Congress is currently considering legislation that would dramatically alter administrative law by eliminating so-called “Chevron deference.” The House of Representatives passed the Separation of Powers Restoration Act of 2016 last year, and it is currently pending before the Senate Judiciary Committee.
Chevron Deference
Under the U.S. Supreme Court’s decision in Chevron U.S.A. v. Natural Resources Defense Council, 467 U.S. 837 (1984), courts must defer to a federal agency’s reasonable interpretation of an ambiguous statute that the agency is charged with administering, even if they are inclined to rule another way. As explained by Justice John Paul Stevens, the analysis involves a two-step process. As Justice Stevens explained:
First, always, is the question whether Congress has directly spoken to the precise question at issue. If the intent of Congress is clear, that is the end of the matter; for the court, as well as the agency, must give effect to the unambiguously expressed intent of Congress. If, however, the court determines Congress has not directly addressed the precise question at issue, the court does not simply impose its own construction on the statute . . . Rather, if the statute is silent or ambiguous with respect to the specific issue, the question for the court is whether the agency’s answer is based on a permissible construction of the statute.

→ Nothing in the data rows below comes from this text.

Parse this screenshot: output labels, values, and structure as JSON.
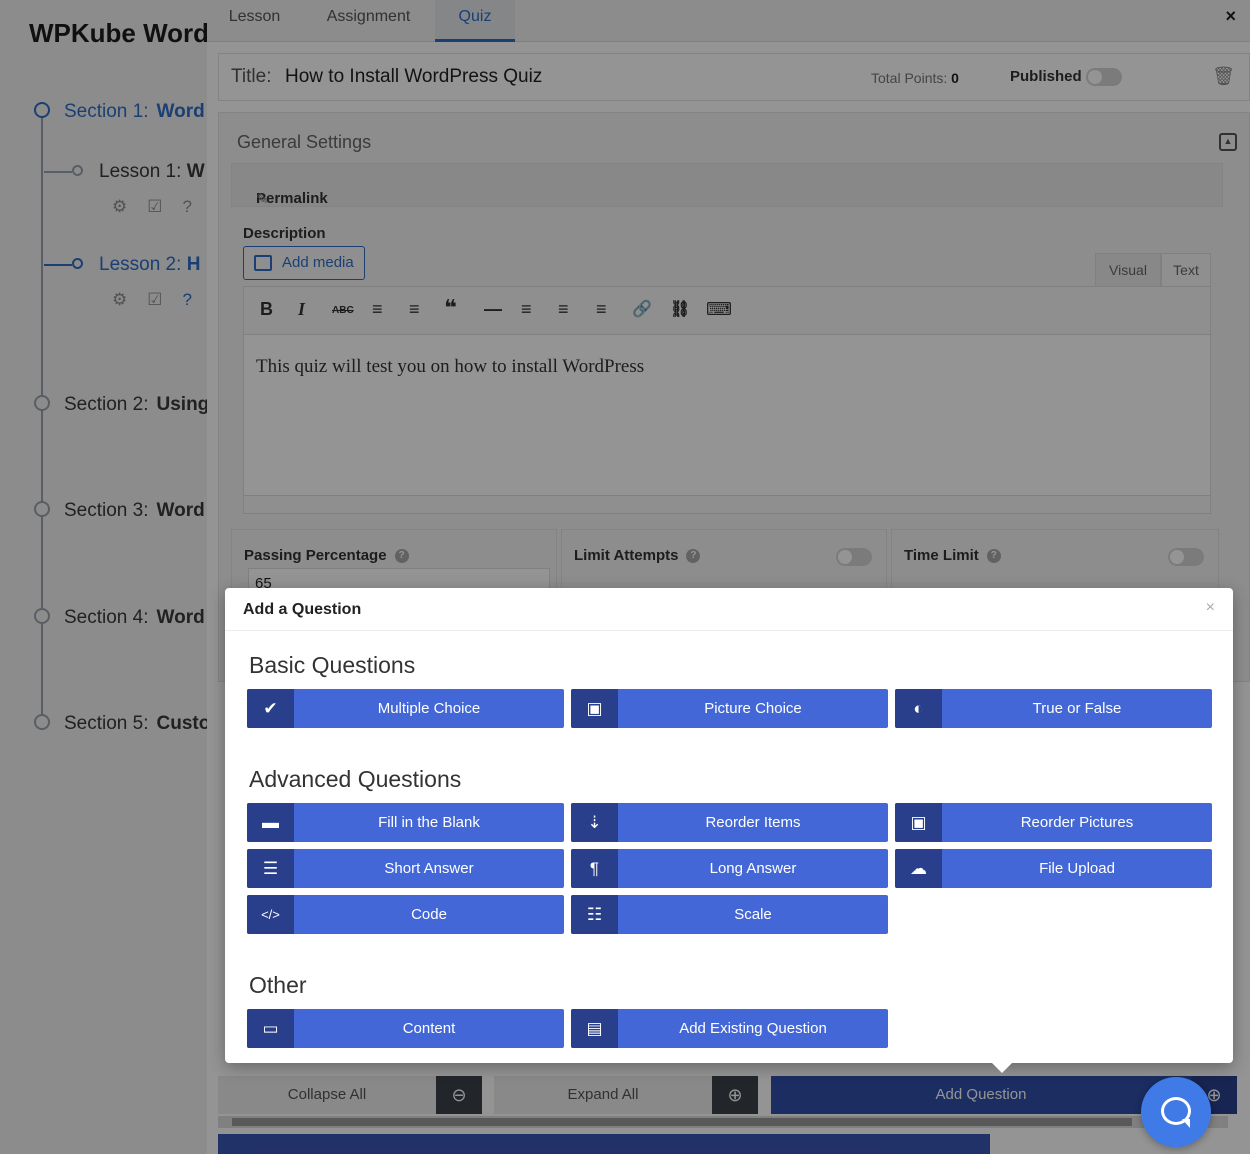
{
  "course": {
    "title": "WPKube Word",
    "sections": [
      {
        "num": "Section 1:",
        "name": "Word"
      },
      {
        "num": "Section 2:",
        "name": "Using"
      },
      {
        "num": "Section 3:",
        "name": "Word"
      },
      {
        "num": "Section 4:",
        "name": "Word"
      },
      {
        "num": "Section 5:",
        "name": "Custo"
      }
    ],
    "lessons": [
      {
        "num": "Lesson 1:",
        "name": "W"
      },
      {
        "num": "Lesson 2:",
        "name": "H"
      }
    ],
    "lesson_icons": [
      "gear-icon",
      "check-square-icon",
      "question-circle-icon"
    ]
  },
  "tabs": [
    {
      "label": "Lesson"
    },
    {
      "label": "Assignment"
    },
    {
      "label": "Quiz"
    }
  ],
  "close_glyph": "×",
  "title_bar": {
    "label": "Title:",
    "value": "How to Install WordPress Quiz",
    "points_label": "Total Points:",
    "points_value": "0",
    "published_label": "Published"
  },
  "general_settings": {
    "title": "General Settings",
    "permalink_label": "Permalink",
    "description_label": "Description",
    "add_media_label": "Add media",
    "visual_tab": "Visual",
    "text_tab": "Text",
    "toolbar": [
      "B",
      "I",
      "ABC",
      "≡",
      "≡",
      "❝",
      "—",
      "≡",
      "≡",
      "≡",
      "🔗",
      "⛓",
      "⌨"
    ],
    "description_text": "This quiz will test you on how to install WordPress"
  },
  "settings_cards": {
    "passing_label": "Passing Percentage",
    "passing_value": "65",
    "limit_label": "Limit Attempts",
    "time_label": "Time Limit"
  },
  "bottom_bar": {
    "collapse_label": "Collapse All",
    "expand_label": "Expand All",
    "add_question_label": "Add Question"
  },
  "modal": {
    "title": "Add a Question",
    "close_glyph": "×",
    "groups": [
      {
        "title": "Basic Questions",
        "buttons": [
          {
            "label": "Multiple Choice",
            "icon": "checkmark-icon",
            "glyph": "✔"
          },
          {
            "label": "Picture Choice",
            "icon": "image-icon",
            "glyph": "▣"
          },
          {
            "label": "True or False",
            "icon": "toggle-icon",
            "glyph": "◐"
          }
        ]
      },
      {
        "title": "Advanced Questions",
        "buttons": [
          {
            "label": "Fill in the Blank",
            "icon": "minus-icon",
            "glyph": "▬"
          },
          {
            "label": "Reorder Items",
            "icon": "sort-numeric-icon",
            "glyph": "⇣"
          },
          {
            "label": "Reorder Pictures",
            "icon": "image-icon",
            "glyph": "▣"
          },
          {
            "label": "Short Answer",
            "icon": "align-left-icon",
            "glyph": "☰"
          },
          {
            "label": "Long Answer",
            "icon": "paragraph-icon",
            "glyph": "¶"
          },
          {
            "label": "File Upload",
            "icon": "cloud-upload-icon",
            "glyph": "☁"
          },
          {
            "label": "Code",
            "icon": "code-icon",
            "glyph": "</>"
          },
          {
            "label": "Scale",
            "icon": "sliders-icon",
            "glyph": "☷"
          }
        ]
      },
      {
        "title": "Other",
        "buttons": [
          {
            "label": "Content",
            "icon": "window-icon",
            "glyph": "▭"
          },
          {
            "label": "Add Existing Question",
            "icon": "file-icon",
            "glyph": "▤"
          }
        ]
      }
    ]
  },
  "colors": {
    "accent": "#4367d6",
    "accent_dark": "#2a3f8c",
    "link_blue": "#2e6ec7"
  }
}
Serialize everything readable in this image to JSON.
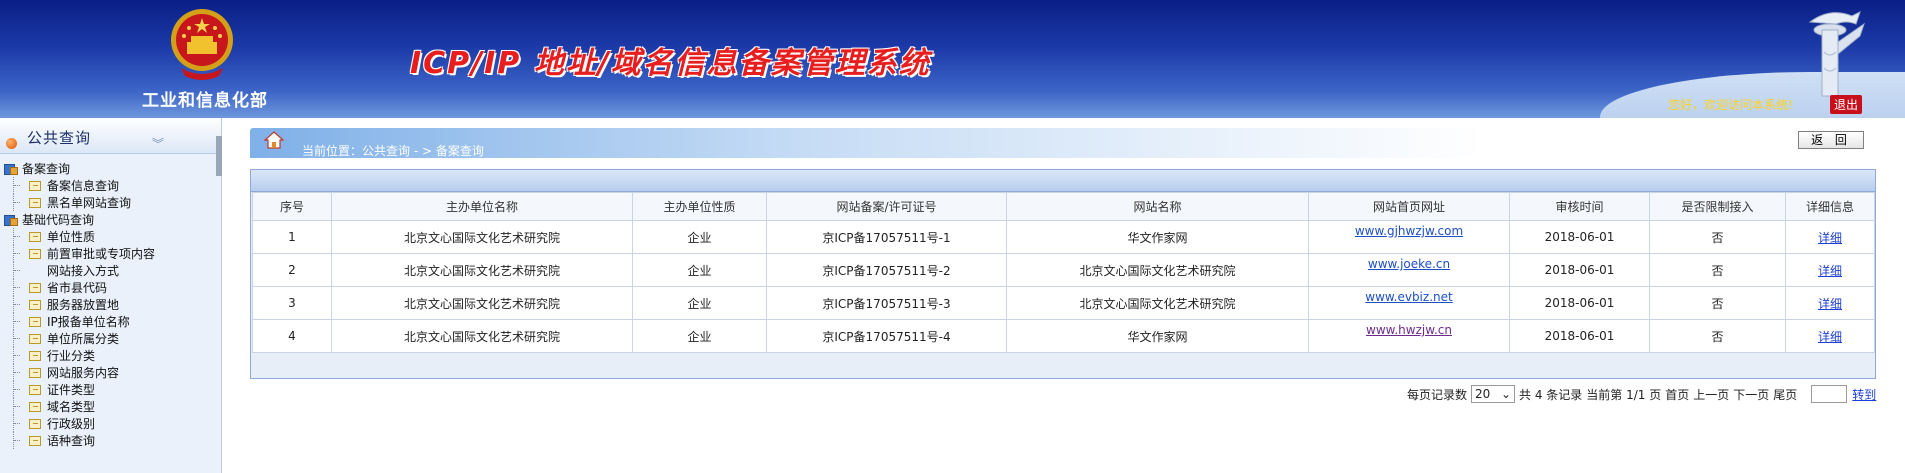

Chevron U.S.A., 467 U.S. at 842-43.
The Court’s decision in Chevron is one of the most frequently cited administrative law decisions. Because Chevron deference is also credited with strengthening the power of federal agencies, such as the Environmental Protection Agency and Federal Communications Commission, it has also come under fire by legal scholar, lawmakers, and even the Supreme Court.
Separation of Powers Restoration Act
The Separation of Powers Restoration Act modifies the scope of judicial review of agency actions to eliminate Chevron deference. It would amend the Administrative Procedures Act to authorize courts reviewing agency actions to decide de novo (i.e., without giving deference to the agency’s interpretation) all relevant questions of law, including the interpretation of: (1) constitutional and statutory provisions, and (2) rules made by agencies.
The Separation of Powers Restoration Act was sponsored by Rep. John Ratcliffe (R-Texas). As explained by Rep. Ratcliffe’s (R-Texas) press release, the bill seeks to “reduce the accumulation of power attained by regulatory agencies by restoring the power of the courts to interpret the law, instead of deferring to the interpretation of federal administrative agencies.”
It is unclear whether the Republican-held Senate will pass the proposed bill. We will continue to track the Separation of Powers Restoration Act and post updates as they become available.